Palazzo Madama ha approvato in prima lettura la riforma del Senato. Per il governo è presto per cantare vittoria, in quanto per il varo definitivo della legge costituzionale saranno ancora necessarie tre votazioni parlamentari e con ogni probabilità anche un referendum. La riforma però emerge già con alcune caratteristiche chiare: la fine del bicameralismo perfetto, l’elezione indiretta dei nuovi senatori, l’immunità parlamentare e la fine delle indennità da 14mila euro. Ne abbiamo parlato con Augusto Barbera, professore di Diritto costituzionale all’Università di Bologna e già vicepresidente della commissione per le Riforme costituzionali.
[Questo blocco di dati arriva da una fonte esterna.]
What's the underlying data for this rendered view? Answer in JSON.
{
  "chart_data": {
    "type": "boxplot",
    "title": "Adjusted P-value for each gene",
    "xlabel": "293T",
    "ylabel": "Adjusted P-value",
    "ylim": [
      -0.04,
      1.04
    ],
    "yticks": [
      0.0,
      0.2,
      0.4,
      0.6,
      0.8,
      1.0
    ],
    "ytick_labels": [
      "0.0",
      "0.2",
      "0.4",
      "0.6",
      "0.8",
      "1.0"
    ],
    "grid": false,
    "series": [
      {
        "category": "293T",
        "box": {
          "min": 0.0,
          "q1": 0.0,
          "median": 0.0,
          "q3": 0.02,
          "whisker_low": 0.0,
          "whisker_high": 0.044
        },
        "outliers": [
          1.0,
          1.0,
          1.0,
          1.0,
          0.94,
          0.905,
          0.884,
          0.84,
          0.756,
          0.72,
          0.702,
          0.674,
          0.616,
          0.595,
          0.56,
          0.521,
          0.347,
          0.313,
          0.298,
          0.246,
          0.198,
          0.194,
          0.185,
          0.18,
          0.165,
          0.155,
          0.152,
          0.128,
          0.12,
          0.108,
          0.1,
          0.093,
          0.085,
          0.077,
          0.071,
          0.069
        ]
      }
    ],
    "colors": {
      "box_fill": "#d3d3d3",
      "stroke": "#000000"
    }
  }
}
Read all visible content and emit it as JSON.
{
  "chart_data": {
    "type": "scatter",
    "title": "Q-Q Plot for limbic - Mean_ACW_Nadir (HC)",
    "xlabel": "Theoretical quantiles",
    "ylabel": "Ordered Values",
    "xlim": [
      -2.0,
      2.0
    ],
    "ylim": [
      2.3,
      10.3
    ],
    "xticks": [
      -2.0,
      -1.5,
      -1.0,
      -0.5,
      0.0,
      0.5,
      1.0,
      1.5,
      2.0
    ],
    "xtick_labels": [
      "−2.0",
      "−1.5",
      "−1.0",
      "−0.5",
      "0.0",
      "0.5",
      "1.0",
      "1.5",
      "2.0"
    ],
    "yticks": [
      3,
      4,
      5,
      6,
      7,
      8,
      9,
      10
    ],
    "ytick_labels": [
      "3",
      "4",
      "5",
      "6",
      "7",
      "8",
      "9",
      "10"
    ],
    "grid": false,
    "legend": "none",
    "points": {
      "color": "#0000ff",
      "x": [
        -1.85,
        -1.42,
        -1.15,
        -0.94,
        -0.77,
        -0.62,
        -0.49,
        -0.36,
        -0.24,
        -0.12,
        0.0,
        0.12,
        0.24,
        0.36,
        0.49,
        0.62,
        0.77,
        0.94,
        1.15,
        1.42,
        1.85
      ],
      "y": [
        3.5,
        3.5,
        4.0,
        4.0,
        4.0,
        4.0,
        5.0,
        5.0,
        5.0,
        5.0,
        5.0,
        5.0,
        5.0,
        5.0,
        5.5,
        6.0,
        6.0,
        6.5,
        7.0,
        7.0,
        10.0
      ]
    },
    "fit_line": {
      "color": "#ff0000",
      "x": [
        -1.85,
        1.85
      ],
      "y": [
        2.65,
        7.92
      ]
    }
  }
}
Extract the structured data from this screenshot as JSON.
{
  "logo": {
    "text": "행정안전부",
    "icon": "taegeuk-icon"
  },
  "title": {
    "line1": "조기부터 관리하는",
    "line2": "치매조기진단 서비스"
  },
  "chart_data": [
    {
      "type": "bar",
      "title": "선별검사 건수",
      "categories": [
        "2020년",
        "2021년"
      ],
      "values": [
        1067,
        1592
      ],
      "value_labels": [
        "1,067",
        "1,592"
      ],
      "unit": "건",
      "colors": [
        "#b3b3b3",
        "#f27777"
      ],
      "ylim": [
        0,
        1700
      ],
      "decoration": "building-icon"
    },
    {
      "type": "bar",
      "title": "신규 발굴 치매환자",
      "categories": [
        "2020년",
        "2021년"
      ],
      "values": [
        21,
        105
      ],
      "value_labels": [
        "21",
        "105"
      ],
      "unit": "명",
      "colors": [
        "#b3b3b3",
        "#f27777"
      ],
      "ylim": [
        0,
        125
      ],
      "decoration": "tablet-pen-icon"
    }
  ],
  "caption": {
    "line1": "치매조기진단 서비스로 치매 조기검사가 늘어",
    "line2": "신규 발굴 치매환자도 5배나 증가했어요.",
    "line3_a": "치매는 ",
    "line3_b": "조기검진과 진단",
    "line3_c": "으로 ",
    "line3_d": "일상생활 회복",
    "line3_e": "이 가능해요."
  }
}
Come valuta nel complesso la riforma che esce da Palazzo Madama?

E’ quanto si era perseguito negli ultimi 30 anni e non c’è nulla di improvvisato come ha detto qualcuno. Il testo approvato corrisponde in larga parte alle proposte della commissione dei saggi. L’idea di una seconda camera che fosse espressione delle Regioni era stata posta addirittura nell’Assemblea Costituente nel 1946-1947. Ci sono punti che meritano di essere corretti, ma complessivamente il mio giudizio è molto positivo.



Che cosa ne pensa dell’equilibrio trovato tra Stato e Regioni?

Con la riforma del 2001 c’era stato un eccesso di trasferimenti di poteri alle Regioni, che ormai nessuno difendeva più. Il nuovo testo compie una doppia operazione. Da un lato riporta al centro alcune competenze, come la produzione e distribuzione nazionale dell’energia. Dall’altra pur riconoscendo competenze assai significative alle Regioni, prevede la cosiddetta “clausola di supremazia”: per la tutela degli interessi nazionali la legge dello Stato prevale su quella regionale, come accade del resto in tutti gli Stati autenticamente federali.



Lei è a favore dell’elettività di secondo grado del Senato?

Se il Senato deve essere uno strumento di raccordo tra le funzioni legislative delle Regioni e quelle dello Stato, ritengo che l’elettività di secondo grado sia una buona soluzione, anzi l’unica possibile . Le Regioni perdono potere rispetto alla riforma del 2001, ma hanno la possibilità di concorrere alla legislazione nazionale attraverso il Senato. I consiglieri regionali sono le persone più qualificate a farlo.

Se i senatori fossero eletti direttamente, chi avrebbero rappresentato?

Con l’elettività di secondo grado rappresentano le Regioni.Se fossero eletti direttamente avrebbero rappresentato solo gli orientamenti politici degli elettori, ma questo è compito che spetta alla Camera. E poi se eletti direttamente avrebbero preteso , giustamente, poteri decisionali facendo riemergere forme di bicameralismo paritario. Il Senato invece può solo votare proposte ed emendamenti ma solo la Camera ha l’ultima parola , quella decisiva , come tutte le seconde Camere in Europa.

Ritiene che ora l’Italicum vada modificato abolendo le liste bloccate?

Questo è un problema che va discusso a parte rispetto alla riforma del Senato, in quanto l’Italicum è la legge elettorale della Camera. E’ una questione che va affrontata in quella sede, e lì le soluzioni possibili saranno diverse. Sarebbe stato sbagliato però discuterne nel contesto della riforma del Senato. Va affrontato adottando soluzioni che possono essere le preferenze, i collegi uninominali o le liste bloccate corte o, come in Germania , metà eletti in collegi uninominale e metà in liste bloccate. Io continuo ad essere diffidente nei confronti delle “preferenze”: non ne ho un buon ricordo e non a caso sono rifiutate dalle principali democrazie occidentali.

Una volta approvata la riforma del Senato si andrà a elezioni anticipate?

E’ presto per dirlo, perché siamo ancora alla prima lettura al Senato. Nella migliore delle ipotesi si potrà iniziare la discussione alla Camera ai primi di novembre, perché ci sono dei tempi tecnici. Poi ci sarà la seconda lettura al Senato e di nuovo alla Camera, a distanza di non meno di tre mesi. Quindi si terrà il referendum, che ormai è dato per certo sia nel caso in cui ci sarà una maggioranza dei due terzi sia nel caso in cui non la si raggiungerà. Per il momento non vedo quindi il pericolo di elezioni anticipate. Renzi ha bisogno dei “mille giorni” almeno.